- Born: ca. 1956
- Other names: Chris Dunn, Chrisdos
- Occupation: Computer technician
- Spouse: Pamela Jensen

= Christopher Dunn (computer programmer) =

British writer and computer enthusiast

Christopher Dunn is a computer enthusiast noted for his involvement with CompuServe, and for the first high-profile online courtship leading to marriage in the United States.

== CompuServe contributions ==

Around 1980, Dunn discovered CompuServe, an early online service popular with owners of 8-bit microcomputers. He served as the sysop of CBIG, a special interest group for users of CompuServe's CB Simulator chat service, where he went by the handle "Chrisdos". Dunn was the author of MU, an unofficial menu and mail notification program that ran on CompuServe's DEC PDP servers. (By 1984, it was no longer possible for customers to install and run server-side programs; MU was the sole exception.) In 1985, Dunn authored CBterm/C64, a terminal emulator for the Commodore 64 noted for its ability to directly display CompuServe's RLE graphics.

== Online dating ==

In 1982, Dunn met Pamela Jensen through the CB Simulator. At the time, the 26-year-old Dunn lived in Queens, where he dialled into CompuServe using a Heathkit CRT terminal and a Teletype Model 33. Jensen, whose handle "Zebra 3" was borrowed from Starsky & Hutch, was 30 years old and working in Chicago as an animal keeper at the Lincoln Park Zoo. The two soon hit it off and began exchanging private messages. They met in person for the first time on April 23, 1982, when Dunn flew to Chicago to attend a house party hosted by Jensen. Both were immediately smitten, and on their next visit, Dunn proposed.

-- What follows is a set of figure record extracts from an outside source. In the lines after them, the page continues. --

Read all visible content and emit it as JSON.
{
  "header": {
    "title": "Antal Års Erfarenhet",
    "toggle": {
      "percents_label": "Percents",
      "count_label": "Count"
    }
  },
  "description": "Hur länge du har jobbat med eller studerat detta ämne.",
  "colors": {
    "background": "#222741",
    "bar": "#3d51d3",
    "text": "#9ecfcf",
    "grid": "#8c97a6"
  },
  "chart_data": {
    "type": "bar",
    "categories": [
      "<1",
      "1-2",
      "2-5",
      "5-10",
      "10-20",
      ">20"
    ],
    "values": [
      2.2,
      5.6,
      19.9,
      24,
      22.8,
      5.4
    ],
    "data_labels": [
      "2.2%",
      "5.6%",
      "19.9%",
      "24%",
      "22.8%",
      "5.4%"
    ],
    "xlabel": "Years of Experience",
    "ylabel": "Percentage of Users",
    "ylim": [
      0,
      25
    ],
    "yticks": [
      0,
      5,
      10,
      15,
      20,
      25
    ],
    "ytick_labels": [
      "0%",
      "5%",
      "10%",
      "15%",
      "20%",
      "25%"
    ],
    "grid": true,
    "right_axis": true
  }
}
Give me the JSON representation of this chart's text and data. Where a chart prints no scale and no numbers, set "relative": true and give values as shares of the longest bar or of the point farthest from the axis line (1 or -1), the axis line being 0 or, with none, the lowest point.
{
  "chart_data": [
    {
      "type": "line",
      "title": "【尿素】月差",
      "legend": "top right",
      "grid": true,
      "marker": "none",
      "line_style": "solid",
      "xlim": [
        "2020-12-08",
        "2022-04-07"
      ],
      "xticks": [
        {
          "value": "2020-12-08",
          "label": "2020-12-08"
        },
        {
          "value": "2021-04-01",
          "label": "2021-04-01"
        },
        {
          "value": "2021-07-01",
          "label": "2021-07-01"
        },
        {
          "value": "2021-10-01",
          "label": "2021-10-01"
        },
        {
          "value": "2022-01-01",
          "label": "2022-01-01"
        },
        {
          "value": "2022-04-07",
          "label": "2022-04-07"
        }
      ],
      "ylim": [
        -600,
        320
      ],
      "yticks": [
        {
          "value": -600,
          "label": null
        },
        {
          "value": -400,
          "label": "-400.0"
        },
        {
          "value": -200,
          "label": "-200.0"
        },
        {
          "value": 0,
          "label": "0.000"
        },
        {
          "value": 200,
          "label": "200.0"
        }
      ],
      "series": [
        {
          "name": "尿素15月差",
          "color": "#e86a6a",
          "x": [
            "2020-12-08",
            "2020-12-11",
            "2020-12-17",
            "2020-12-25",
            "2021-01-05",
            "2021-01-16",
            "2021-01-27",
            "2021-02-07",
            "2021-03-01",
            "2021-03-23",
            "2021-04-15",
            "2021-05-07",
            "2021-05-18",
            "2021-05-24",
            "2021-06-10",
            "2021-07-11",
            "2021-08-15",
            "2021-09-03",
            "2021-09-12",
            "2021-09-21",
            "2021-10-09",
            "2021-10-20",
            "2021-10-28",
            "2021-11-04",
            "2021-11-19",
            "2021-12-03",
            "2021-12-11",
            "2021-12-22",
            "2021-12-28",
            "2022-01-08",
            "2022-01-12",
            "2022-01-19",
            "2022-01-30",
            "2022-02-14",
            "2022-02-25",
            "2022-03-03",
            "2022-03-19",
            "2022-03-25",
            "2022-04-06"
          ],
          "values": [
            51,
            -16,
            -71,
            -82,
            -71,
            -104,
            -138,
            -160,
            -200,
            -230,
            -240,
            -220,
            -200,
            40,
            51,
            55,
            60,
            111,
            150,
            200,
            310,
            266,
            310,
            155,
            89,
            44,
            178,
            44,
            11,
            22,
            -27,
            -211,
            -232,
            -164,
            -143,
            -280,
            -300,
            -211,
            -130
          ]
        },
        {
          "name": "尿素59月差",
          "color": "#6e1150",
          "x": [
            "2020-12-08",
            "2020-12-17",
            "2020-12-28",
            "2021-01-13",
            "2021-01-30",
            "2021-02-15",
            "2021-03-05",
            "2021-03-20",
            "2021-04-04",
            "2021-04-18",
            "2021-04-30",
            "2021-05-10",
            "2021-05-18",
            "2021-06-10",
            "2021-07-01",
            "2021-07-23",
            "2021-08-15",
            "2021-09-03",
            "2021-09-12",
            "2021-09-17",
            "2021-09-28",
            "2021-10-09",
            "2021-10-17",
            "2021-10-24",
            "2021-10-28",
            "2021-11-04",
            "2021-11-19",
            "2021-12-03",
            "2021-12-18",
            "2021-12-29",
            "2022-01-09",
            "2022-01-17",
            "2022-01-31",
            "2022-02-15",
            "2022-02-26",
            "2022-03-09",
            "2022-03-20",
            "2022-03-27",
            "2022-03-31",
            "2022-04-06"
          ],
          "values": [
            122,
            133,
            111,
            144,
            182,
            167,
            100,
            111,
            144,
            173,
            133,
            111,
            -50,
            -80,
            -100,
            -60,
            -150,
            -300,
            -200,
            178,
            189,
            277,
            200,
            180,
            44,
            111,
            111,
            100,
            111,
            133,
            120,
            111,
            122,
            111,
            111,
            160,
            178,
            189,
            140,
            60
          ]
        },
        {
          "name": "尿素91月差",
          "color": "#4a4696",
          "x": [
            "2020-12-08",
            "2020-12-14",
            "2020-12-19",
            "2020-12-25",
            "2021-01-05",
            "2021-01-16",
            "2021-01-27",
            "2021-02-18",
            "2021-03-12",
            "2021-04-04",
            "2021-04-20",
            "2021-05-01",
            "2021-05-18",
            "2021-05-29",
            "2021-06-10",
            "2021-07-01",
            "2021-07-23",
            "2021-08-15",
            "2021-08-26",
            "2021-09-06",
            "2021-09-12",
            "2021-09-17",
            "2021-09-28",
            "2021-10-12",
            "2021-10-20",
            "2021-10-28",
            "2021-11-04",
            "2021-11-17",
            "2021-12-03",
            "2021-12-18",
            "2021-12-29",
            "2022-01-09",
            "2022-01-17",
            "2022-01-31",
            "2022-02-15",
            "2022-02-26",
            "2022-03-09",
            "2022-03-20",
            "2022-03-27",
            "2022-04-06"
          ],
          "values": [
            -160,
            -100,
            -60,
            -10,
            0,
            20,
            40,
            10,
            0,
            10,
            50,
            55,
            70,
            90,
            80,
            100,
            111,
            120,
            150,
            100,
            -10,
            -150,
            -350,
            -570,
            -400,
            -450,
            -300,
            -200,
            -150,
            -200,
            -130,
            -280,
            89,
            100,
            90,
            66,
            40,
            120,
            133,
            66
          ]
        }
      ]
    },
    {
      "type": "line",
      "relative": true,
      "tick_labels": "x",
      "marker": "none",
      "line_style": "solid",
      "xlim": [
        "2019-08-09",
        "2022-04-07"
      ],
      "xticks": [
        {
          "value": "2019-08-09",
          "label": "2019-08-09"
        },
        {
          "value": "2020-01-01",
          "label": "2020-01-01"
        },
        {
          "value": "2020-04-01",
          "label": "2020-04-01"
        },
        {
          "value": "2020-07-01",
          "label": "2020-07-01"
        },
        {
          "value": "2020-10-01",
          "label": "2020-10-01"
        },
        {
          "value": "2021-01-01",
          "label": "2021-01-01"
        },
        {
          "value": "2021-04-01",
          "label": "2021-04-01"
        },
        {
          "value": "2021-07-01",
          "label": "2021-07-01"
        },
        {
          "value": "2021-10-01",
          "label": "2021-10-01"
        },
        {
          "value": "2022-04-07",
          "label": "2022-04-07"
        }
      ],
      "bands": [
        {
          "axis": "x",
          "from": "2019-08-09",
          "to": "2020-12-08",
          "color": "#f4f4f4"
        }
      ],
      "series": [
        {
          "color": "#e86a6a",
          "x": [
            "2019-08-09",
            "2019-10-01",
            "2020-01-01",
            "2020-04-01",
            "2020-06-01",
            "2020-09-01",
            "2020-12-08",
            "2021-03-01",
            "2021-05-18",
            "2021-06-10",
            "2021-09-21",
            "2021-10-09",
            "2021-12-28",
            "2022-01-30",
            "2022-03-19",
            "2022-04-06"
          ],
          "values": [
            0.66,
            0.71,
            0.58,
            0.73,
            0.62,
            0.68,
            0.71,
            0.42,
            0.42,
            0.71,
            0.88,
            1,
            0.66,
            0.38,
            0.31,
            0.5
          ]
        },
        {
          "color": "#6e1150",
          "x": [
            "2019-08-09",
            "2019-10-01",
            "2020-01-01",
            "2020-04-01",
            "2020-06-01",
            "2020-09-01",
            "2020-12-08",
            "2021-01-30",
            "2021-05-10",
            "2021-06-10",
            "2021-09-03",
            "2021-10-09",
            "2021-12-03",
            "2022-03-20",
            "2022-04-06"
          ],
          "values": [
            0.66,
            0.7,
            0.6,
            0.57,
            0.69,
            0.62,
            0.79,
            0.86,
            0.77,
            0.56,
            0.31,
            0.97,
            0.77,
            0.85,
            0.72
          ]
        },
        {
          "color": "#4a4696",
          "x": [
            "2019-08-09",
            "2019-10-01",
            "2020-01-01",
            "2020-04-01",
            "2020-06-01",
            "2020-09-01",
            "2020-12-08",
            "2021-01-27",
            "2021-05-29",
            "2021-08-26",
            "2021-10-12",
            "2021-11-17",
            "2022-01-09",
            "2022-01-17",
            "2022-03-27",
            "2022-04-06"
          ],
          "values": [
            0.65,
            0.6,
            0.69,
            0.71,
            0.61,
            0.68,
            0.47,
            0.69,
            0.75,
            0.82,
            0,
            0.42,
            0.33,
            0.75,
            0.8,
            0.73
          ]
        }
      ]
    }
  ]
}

At the time, online dating was in its infancy, and the pair's online courtship caused a nationwide media sensation. The couple appeared on Good Morning America, The Phil Donahue Show, and 20/20, and were the subject of articles in several newspapers and magazines, including The New York Times. "Cupid and Computers Conquer All", a biographical article in the Chicago Tribune, was released on the AP wire and widely reprinted in the American and international press.

The couple married in April 1983, a year after their first real-life meeting, in a small civil ceremony attended by three friends and five television news crews. Dunn left his job with a security firm in New York City and moved in with Pam in Chicago, where he became the technical operations manager of the Peggy Notebaert Nature Museum. Though commentators—including Dunn's father—were initially sure that the marriage wouldn't last, the couple celebrated their 25th anniversary in 2008.

Though Dunn and Jensen's online courtship was the first to receive widespread media coverage in the United States, the couple did not exchange vows electronically. Shortly before his own real-life wedding, however, Dunn attended what may have been the world's first online wedding, held on CompuServe's CB channel 14 for George "Mike" Stickles and Debbie "Silver" Fuhrman.